El frío siempre llega de manera inoportuna y siempre nos pilla de sorpresa, a pesar de que todos los años llega en la misma época  y nos anuncian su venida con varias semanas de antelación. Es uno de esos misterios inescrutables, crípticos, herméticos e irresolubles a los que uno se acostumbra con el paso del tiempo. Como todo lo importante que nos sucede en la vida, el invierno y el frío nos sale al encuentro, intercepta nuestro caminar, invade nuestra cotidianidad y nos interpela con nuevos hábitos y costumbres. Insiste amablemente para que nos quedemos en casa, para que hagamos uso de todo tipo de brebajes calientes y para que nos vistamos con más capas de una cebolla.
Y todos los años, cuando el invierno despliega su verdadero potencial y nos enseña su rostro de hielo, me acuerdo de mi abuela Gertrudis. La recuerdo arrebujada en su manta, con la bata y las zapatillas de andar por casa. Apenas salía ya del hogar, pues estaba bastante enferma. Teníamos una de esas antiguas estufas que tenían una pequeña repisa que se calentaba, sobre la cual mi abuela colocaba en esta estación unas castañas que guardaba en sus bolsillos y que sacaba como quien hace un truco de magia. Cuando el olor de las castañas inundaban el comedor, mis hermanos y yo nos arremolinábamos a su alrededor para degustar ese manjar, que ella nos daba complacida. Mientras, mi padre, su hijo, ponía el grito en el cielo: «Mamá, por favor, no vuelvas a hacer eso. Cualquier día salimos todos ardiendo en esta casa». Luego, claro, pedía su ración de castañas calentitas. Ella sonreía como una niña traviesa y yo, que era un niño poco travieso, la veía como a una compañera de aventuras. Ojalá ahora pudiera decirle todo lo que hoy estoy aquí escribiendo, hacerle saber todo lo que la quería. Las palabras tienen su tiempo, que no suele coincidir con el momento en el que deberíamos pronunciarlas. Y esto es algo que uno aprende a medida que cumple años y suma memoria; fotos en las que viven personas a las que echamos de menos.
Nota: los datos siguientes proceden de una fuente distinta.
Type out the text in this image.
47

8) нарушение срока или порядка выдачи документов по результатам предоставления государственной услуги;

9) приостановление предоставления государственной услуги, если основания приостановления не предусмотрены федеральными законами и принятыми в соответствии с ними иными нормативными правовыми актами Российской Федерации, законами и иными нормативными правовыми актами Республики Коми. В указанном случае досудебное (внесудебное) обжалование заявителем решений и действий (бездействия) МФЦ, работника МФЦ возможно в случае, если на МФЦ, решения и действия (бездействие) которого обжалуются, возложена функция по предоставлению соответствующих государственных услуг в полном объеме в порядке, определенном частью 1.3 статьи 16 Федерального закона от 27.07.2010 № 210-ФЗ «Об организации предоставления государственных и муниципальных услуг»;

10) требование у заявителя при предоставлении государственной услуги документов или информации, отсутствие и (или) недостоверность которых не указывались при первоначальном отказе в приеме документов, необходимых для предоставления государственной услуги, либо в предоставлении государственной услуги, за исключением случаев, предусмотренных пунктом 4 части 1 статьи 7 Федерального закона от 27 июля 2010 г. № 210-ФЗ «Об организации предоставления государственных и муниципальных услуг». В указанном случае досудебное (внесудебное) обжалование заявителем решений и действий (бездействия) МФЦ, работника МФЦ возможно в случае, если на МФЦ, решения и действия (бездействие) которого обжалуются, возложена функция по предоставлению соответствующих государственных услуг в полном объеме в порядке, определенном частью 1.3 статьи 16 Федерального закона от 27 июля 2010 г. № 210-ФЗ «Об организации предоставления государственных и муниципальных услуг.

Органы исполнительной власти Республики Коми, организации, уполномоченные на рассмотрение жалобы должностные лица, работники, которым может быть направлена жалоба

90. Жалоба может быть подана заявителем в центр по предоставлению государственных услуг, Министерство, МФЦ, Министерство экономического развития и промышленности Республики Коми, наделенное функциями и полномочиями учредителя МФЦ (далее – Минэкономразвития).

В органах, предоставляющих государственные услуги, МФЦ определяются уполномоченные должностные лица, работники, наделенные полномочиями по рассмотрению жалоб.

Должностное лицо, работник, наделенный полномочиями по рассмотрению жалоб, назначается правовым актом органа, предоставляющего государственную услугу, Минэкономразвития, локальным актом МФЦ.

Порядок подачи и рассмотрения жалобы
Dicen que el frío se recuerda con más intensidad con la que se vive en el presente. Es cierto. Yo recuerdo los inviernos más largos, con más días de lluvia y más frío. La imagen de la retransmisión de la Vuelta Ciclista a España nos dejaba estampas impresionantes de puertos cubiertos de nieve y el pelotón enfrentado a una ventisca. A veces se perdía la señal y cuando ya la recuperaban la etapa había concluido. Inventaron la elipsis argumental sin proponérselo.
Estos días de frío son ideales para estar en casa. Ahí es cuando uno agradece tener una buena biblioteca y un buen surtido de infusiones. Una luz encendida, un buen sillón, un libro abierto, una manta y una taza humeante. Y pensar que el frío siempre se queda al otro lado de la ventana, allí donde habitan los recuerdos.